Елена Съянова
Это произошло в семидесятые годы XVIII века, в канун великого потрясения Великой революции, когда французское общество устами собственных писателей и публицистов отзывалось о себе как о гигантском доме для умалишенных, в котором неосторожно брошенное слово или случайно вырвавшийся громкий вскрик могли вызвать взрыв общего возбуждения, вспышку эмоций, истерику, грозившую вышибить двери и окна, разметать стены, снести крышу крепкого лишь на первый взгляд здания.
Это было время юристов-пожарных, льющих в пламя страстей слезы крокодиловых законов; экономистов-пророков, сулящих конец луидора как конец света, и публицистов-разбойников, своим посвистом раздувающих пламя страстей и приближающих обрушение луидора.
Это было время, когда публично брошенное слово убивало, как удар кинжала в руках опытного убийцы. И это было последнее время, когда правила власть слов. Очень скоро, лет через 15, все во Франции переменится: ложь польется мутным потоком, оскорбления полетят, как комья грязи, и заляпают вокруг всех; репутации превратятся в груды мусора и обесценятся слова, а не луидор. Нужно было только потерпеть немного.
Друзей было пятеро. Молодых, энергичных, талантливых. Они вели обычный для своей среды образ жизни: танцевали на балах, посещали театры и будуары актрис, флиртовали… занимались и делом: Луи Бреге, например, делал часы; Антуан Лавуазье ставил химические опыты; Жан Поль Марат лечил нищих и аристократов; Пьер Бриссо изучал юриспруденцию, а Этьен Дюваль был математиком. И все пятеро, как это было тогда принято, немножко пописывали: романы, стишки, памфлеты. Это было обычным делом; даже свои научные исследования преуспевающие люди тех лет старались облечь в литературную форму, пригодную для усвоения и неискушенной публикой. И почти любое сочинение того или иного рода находило своих рецензентов.
Как-то ноябрьским вечером друзья заехали за Этьеном Дювалем, чтобы вместе отправиться в театр. Они нашли своего друга в ужасном состоянии: по всей комнате были разбросаны исписанные листы бумаги, а сам Этьен неподвижно стоял у окна, уставившись в ночь. Оказалось, что в сегодняшних парижских газетах появилась сатира некоего Карно на его, Этьена, математическую диссертацию, в которой тот высмеял автора как очевидную бездарность. Это был жестокий удар. Друзья принялись было утешать Этьена: Лавуазье предложил ответить новой диссертацией, самый молодой и пылкий Пьер Бриссо немедленно и публично отхлестать этого Карно по лицу его же сочинением, а Марат напомнил, как его самого недавно высмеял Вольтер. На этих словах Этьен Дюваль вдруг вспыхнул, а затем страшно побледнел: «Если бы меня высмеял Вольтер, — произнес он едва слышно, — я был бы сейчас счастлив. Но меня высмеял какой-то Карно».
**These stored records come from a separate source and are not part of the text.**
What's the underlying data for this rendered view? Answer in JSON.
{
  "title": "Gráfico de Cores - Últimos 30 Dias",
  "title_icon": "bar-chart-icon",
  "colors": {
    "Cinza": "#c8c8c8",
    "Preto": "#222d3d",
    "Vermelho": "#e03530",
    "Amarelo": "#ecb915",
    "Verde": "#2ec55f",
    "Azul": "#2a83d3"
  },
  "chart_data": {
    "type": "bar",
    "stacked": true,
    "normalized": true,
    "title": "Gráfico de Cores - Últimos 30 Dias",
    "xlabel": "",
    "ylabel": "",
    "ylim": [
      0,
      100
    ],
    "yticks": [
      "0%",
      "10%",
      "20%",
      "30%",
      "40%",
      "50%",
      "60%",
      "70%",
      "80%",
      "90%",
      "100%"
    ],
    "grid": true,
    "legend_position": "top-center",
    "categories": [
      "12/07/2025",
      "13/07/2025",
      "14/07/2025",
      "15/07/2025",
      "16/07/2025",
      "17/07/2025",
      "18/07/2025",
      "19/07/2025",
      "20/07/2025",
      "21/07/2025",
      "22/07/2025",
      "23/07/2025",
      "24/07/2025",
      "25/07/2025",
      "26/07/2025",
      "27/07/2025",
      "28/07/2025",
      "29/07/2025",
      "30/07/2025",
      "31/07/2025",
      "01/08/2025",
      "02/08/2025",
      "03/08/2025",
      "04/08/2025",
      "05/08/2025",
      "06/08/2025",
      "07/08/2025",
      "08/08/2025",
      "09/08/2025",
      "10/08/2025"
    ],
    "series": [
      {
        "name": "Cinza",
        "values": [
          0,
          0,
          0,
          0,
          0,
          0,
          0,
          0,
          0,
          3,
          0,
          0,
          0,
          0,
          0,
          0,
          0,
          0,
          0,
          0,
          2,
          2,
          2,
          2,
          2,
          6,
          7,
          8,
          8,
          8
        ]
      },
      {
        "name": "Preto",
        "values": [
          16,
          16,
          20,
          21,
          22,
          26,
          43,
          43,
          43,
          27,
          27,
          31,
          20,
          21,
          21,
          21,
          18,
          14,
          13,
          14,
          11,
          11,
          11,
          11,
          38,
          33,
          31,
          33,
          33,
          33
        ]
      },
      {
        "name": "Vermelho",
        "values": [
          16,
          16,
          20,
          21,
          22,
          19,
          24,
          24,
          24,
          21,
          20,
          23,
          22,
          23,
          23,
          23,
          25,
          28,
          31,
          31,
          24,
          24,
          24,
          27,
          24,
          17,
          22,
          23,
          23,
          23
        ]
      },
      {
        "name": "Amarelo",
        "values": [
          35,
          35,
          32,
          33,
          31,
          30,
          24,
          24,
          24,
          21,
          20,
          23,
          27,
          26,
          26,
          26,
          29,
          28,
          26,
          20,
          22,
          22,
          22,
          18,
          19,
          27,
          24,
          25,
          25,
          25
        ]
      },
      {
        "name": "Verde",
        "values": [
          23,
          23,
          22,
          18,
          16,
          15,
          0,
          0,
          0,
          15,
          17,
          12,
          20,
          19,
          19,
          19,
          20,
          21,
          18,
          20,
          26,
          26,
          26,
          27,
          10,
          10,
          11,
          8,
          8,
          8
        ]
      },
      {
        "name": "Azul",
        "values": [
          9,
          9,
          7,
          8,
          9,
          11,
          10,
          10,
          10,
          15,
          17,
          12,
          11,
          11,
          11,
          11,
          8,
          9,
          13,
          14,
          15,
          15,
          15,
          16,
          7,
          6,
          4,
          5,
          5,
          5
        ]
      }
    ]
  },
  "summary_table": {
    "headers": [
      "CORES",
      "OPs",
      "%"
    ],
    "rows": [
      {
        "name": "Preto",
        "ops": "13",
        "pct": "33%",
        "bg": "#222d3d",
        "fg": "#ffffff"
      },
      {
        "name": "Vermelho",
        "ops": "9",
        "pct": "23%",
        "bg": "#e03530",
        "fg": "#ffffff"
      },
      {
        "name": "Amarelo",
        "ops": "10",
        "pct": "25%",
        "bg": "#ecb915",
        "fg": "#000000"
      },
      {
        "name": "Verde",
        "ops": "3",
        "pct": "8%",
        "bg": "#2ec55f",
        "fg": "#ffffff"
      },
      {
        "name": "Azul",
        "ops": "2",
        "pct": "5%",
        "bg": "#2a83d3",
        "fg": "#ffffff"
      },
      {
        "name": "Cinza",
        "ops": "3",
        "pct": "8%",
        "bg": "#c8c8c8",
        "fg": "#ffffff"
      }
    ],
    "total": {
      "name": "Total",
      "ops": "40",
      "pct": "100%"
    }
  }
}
Исчерпав все доводы, друзья уехали от Дюваля с тяжелым сердцем. А наутро они узнали, что этой ночью их друг повесился.
С тех пор каждый год 14 ноября, невзирая ни на какие обстоятельства жизни, четверо собирались вместе на могиле Этьена Дюваля. Время сильно их изменило, а революция развела по враждующим лагерям, но своей традиции они не изменили. А когда в живых не осталось ни одного из четверых, на могилу Этьена Дюваля пришел еще один человек — великий французский математик, автор мно гочисленных трудов по математическому анализу и проективной геометрии и министр Наполеона Лазар Карно. Тот самый.
Карно всю жизнь казнил себя за ту мальчишескую желчь, которая вырвалась из-под его пера из-за глупой ревности и нехватки доводов.